RESEARCH PRIORITIES SUMMIT
The St. Baldrick’s Foundation held its first Research Priorities Summit, attended by board members, senior staff and 16 distinguished pediatric oncology researchers, January 9-10, 2010 in New York. All volunteered their time to come together to discuss and make recommendations for funding the best possible research with dollars raised by St. Baldrick’s volunteers.
After two days of intense and lively discussions, four types of research were agreed upon as most important to making progress, and three focus areas were recommended for special attention.
The day after the summit, the St. Baldrick’s Foundation board voted to accept all recommendations. Here is a brief summary of the priorities identified.
TYPES OF FUNDING
1) Phase III Trials - Infrastructure Grants
The rapid progress in finding cures for childhood cancers over the last 40 years was possible because most children with cancer are treated on a clinical trial.
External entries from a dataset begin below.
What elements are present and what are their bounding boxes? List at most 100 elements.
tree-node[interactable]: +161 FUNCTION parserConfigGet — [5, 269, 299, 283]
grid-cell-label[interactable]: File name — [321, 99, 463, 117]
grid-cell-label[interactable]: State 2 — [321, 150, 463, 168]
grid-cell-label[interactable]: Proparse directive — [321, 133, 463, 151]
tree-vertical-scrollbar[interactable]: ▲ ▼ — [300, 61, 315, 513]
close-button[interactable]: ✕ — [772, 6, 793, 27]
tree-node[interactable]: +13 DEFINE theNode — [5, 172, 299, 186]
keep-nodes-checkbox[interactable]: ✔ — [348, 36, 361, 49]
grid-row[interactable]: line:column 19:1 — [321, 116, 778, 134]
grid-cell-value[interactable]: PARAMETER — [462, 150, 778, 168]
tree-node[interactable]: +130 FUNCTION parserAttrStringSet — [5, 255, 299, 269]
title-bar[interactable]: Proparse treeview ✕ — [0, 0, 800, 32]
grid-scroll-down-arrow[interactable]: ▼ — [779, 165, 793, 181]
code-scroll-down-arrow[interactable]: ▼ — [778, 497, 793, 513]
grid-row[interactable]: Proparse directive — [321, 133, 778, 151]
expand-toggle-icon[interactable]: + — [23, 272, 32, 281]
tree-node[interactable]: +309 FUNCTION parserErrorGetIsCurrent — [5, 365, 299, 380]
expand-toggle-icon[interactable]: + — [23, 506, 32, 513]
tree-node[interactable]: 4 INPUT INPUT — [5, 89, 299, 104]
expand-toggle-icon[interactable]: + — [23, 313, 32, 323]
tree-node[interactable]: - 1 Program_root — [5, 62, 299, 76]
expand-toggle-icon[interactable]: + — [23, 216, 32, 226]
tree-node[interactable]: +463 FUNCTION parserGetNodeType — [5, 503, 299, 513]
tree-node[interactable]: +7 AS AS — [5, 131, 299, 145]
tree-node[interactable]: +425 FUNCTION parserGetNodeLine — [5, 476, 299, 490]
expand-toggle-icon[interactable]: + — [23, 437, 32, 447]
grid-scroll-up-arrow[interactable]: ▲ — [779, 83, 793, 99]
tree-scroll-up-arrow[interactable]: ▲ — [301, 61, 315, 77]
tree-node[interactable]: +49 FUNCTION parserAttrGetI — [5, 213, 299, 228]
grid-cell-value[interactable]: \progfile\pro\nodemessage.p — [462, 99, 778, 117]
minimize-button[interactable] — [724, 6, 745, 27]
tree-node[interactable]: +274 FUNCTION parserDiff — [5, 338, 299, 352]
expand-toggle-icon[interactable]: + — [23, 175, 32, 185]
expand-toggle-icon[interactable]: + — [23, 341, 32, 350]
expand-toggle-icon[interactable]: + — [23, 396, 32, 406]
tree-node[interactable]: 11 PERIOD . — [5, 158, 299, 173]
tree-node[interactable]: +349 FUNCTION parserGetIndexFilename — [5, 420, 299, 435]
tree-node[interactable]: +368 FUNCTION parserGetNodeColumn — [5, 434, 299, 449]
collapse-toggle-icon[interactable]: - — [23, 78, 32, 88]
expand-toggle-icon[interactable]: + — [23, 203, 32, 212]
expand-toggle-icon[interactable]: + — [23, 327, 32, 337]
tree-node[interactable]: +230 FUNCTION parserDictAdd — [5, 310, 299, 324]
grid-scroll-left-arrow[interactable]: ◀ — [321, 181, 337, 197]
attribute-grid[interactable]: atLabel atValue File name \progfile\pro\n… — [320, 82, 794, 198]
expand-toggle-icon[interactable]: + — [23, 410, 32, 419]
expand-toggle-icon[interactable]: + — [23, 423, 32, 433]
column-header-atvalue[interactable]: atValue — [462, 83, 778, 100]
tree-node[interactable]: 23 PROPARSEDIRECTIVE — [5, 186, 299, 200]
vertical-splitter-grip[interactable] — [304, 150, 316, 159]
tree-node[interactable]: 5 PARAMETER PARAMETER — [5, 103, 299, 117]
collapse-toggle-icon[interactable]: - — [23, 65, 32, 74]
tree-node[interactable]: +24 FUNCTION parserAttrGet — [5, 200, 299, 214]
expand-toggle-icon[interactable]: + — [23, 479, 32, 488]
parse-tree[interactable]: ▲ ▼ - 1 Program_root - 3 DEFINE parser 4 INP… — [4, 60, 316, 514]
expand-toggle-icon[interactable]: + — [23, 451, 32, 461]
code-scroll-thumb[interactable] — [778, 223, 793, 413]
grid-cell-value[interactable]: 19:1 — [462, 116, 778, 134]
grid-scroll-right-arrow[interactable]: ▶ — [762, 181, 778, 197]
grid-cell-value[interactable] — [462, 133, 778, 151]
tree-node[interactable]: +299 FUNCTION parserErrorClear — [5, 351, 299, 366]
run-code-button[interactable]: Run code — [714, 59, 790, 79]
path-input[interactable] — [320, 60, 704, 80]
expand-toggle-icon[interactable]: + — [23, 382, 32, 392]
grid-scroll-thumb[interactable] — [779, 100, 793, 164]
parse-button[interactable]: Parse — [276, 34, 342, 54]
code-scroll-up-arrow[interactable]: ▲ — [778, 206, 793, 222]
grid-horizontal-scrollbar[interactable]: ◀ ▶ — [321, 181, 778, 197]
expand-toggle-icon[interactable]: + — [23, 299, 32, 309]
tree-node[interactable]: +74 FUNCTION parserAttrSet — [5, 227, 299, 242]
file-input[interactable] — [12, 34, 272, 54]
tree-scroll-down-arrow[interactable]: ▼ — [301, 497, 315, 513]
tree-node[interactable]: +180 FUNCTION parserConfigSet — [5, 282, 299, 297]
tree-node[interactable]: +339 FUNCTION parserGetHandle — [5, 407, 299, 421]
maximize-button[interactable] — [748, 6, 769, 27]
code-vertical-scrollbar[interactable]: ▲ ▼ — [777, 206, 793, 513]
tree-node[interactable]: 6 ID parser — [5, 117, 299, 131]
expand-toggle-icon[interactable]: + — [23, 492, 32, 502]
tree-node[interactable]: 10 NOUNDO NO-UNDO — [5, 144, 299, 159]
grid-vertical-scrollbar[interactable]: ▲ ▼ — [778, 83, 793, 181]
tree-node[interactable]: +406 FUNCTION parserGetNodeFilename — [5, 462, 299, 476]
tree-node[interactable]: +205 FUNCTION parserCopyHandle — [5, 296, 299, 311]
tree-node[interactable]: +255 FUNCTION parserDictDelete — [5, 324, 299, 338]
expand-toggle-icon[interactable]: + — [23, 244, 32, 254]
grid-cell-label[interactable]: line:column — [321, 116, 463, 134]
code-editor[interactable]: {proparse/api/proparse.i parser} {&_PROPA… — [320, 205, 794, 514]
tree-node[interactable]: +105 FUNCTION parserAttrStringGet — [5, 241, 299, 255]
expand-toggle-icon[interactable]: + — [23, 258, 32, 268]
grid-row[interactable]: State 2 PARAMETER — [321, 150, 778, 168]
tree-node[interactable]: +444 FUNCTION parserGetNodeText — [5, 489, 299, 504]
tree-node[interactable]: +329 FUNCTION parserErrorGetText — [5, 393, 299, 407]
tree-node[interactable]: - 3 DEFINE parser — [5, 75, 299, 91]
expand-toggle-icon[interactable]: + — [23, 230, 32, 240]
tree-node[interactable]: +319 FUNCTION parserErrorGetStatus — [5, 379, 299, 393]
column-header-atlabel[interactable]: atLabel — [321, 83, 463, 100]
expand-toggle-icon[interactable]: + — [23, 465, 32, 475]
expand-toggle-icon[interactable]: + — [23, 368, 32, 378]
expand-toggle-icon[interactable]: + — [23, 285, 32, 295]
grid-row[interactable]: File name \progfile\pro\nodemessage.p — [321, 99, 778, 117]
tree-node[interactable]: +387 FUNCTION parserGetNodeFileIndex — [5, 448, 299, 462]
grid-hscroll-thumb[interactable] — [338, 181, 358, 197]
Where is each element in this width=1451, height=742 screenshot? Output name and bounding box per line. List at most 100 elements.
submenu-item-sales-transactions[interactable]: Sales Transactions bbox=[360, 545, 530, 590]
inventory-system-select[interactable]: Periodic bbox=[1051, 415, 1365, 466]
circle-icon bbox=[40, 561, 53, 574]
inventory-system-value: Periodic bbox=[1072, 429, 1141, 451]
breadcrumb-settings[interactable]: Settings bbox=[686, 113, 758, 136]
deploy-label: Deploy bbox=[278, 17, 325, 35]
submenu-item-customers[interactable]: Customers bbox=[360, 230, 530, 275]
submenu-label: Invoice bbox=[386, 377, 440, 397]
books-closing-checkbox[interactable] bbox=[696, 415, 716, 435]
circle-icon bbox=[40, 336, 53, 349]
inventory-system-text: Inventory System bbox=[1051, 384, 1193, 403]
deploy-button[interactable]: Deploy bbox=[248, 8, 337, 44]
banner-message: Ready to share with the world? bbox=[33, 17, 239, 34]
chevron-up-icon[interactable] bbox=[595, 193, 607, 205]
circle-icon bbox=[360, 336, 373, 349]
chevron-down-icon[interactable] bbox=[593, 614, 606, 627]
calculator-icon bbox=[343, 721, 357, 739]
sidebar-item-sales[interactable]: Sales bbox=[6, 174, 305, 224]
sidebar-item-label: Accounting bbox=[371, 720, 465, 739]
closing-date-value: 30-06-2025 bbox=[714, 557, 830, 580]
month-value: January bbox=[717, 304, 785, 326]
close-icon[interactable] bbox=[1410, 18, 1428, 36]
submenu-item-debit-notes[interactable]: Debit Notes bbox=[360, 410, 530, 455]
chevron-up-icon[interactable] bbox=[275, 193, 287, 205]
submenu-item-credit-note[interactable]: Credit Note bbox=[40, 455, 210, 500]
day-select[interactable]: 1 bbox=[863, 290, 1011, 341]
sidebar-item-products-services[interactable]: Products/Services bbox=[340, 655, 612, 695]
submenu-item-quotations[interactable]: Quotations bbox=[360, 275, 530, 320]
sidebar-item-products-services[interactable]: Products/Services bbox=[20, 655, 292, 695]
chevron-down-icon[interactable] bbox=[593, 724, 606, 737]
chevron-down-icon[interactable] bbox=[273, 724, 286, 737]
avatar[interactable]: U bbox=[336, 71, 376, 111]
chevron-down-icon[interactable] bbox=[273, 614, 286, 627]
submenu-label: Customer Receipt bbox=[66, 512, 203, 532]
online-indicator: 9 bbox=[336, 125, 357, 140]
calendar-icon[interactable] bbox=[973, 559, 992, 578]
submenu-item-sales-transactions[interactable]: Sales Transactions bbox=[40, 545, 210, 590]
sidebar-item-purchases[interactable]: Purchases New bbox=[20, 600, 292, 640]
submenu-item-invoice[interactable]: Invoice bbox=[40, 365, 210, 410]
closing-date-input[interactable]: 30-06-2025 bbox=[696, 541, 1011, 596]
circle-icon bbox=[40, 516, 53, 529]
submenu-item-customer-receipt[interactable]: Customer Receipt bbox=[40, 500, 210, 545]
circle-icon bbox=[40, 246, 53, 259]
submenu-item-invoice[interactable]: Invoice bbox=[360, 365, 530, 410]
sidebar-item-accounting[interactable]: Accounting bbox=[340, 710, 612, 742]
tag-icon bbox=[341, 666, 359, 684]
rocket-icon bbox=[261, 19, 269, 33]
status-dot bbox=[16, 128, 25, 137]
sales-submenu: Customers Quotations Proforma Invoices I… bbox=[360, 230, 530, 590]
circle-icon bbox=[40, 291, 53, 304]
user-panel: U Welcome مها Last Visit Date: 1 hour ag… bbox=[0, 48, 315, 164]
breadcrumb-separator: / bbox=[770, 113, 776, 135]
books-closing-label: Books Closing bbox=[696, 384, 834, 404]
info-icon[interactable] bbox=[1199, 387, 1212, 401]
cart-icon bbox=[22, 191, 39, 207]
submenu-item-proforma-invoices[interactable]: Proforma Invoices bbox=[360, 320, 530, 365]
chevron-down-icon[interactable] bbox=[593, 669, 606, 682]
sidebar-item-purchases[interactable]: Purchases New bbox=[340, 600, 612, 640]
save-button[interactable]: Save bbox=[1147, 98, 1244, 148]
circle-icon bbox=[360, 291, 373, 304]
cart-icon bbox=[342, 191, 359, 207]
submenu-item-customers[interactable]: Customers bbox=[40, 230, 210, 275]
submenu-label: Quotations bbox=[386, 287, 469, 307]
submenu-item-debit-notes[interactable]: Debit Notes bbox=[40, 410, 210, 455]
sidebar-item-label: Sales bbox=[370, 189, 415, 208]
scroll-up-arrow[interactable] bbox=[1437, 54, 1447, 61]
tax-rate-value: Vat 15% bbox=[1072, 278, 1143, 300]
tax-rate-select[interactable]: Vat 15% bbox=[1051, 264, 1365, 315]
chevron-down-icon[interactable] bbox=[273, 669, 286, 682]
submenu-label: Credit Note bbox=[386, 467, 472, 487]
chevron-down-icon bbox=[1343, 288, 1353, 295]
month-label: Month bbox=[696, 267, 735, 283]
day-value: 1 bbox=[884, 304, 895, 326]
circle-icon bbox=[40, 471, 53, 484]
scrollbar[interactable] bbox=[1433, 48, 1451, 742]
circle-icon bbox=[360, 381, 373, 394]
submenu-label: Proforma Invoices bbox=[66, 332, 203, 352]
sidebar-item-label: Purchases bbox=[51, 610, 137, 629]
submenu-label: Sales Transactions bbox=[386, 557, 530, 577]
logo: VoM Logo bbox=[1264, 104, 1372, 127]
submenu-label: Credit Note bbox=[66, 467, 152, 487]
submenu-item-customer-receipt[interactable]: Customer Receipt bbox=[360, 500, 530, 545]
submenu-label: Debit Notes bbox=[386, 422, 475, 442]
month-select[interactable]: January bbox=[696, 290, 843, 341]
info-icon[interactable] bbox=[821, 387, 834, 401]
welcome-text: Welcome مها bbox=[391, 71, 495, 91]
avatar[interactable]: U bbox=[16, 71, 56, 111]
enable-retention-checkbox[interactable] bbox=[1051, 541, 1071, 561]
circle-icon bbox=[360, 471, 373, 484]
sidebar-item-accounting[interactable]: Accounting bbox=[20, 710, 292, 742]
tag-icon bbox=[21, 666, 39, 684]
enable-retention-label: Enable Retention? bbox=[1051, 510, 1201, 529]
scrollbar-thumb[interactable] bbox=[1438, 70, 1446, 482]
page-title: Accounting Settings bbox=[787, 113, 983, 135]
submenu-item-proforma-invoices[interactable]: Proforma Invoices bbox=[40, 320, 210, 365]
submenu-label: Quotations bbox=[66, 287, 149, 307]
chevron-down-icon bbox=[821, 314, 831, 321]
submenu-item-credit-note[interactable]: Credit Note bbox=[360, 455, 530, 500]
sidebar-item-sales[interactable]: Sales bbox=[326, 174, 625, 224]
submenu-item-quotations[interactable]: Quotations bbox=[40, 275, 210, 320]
On a Phase III trial, patients are getting either the best treatment known or a treatment that has been tested extensively and is hoped to offer a better outcome.
There is a significant cost to opening and maintaining clinical trials at each institution. Methods of more effectively supporting clinical trials were discussed and will be implemented over the coming year, to give more children access to clinical trials, their best hope for a cure.
2) Education of new pediatric oncology researchers
The foundation will continue to fund fellowships to train new doctors to specialize in pediatric cancer research, as well as scholar awards to keep new researchers focused on finding cures while they gain the experience needed to receive federal funding.
In addition, two new programs will be put in place. First, scholarships will be offered for those who need to pursue another advanced degree to further specialize in an area of research. Second, the foundation will offer a small stipend for St. Baldrick’s Summer Fellows to work in pediatric oncology labs for 7-8 weeks during the summer between their first and second years of medical school. Some will choose to pursue pediatric oncology as a specialty as a result of this work.
3) Translational Research
This type of research is often called “bench to bedside” – taking what is learned in the laboratory and translating it into direct benefits for patients. The St. Baldrick’s Foundation will continue to fund this type of work through research grants and as research being conducted by St. Baldrick’s Fellows or Scholars.
4) New Discovery Research
New discovery research includes finding the genetic causes of childhood cancers, studying the hereditary responses of individual patients to drugs used to treat cancer, and more. This type of research relies upon scientists having access to tissue samples and detailed data from patients (collected during clinical trials). The St. Baldrick’s Foundation will continue to fund this type of work through research grants and as research being conducted by St. Baldrick’s Fellows or Scholars.
Adolescents & Young Adults (AYA)
Without making a single new discovery, 30% more teens with cancer could be cured with one simple change: They need to be treated by pediatric oncologists. Because families, patients and often their doctors do not realize the profound difference this makes in survival rates, too many are treated by medical oncologists outside of pediatric cancer protocols. Economic factors also are sometimes to blame for teens not being referred to pediatric oncologists.
Progress in curing adolescents and young adults with childhood cancers is lagging far behind the progress made in treating younger children. As a result of the summit, the foundation will pay special attention to this important area.
Many patients who survive childhood cancer will die later of either relapsed disease or a medical problem directly caused by the therapies that cured them. Over 30% of survivors have a serious medical condition or disability as a direct result of their treatments.
The St. Baldrick’s Foundation has always funded research to address these issues, and will continue to do so. This research includes both prevention (reducing late effects by changing current therapies) and intervention (treating patients who already have late effects).
More research is needed on symptom management, quality of life issues, family coping skills, compliance with therapy, and other areas of supportive care for childhood cancer patients. Fortunately, there is a growing number of nurses who are focused on this research and are pursuing or hold Ph.D.’s. This spring the St. Baldrick’s Foundation has added a new funding category for supportive care research.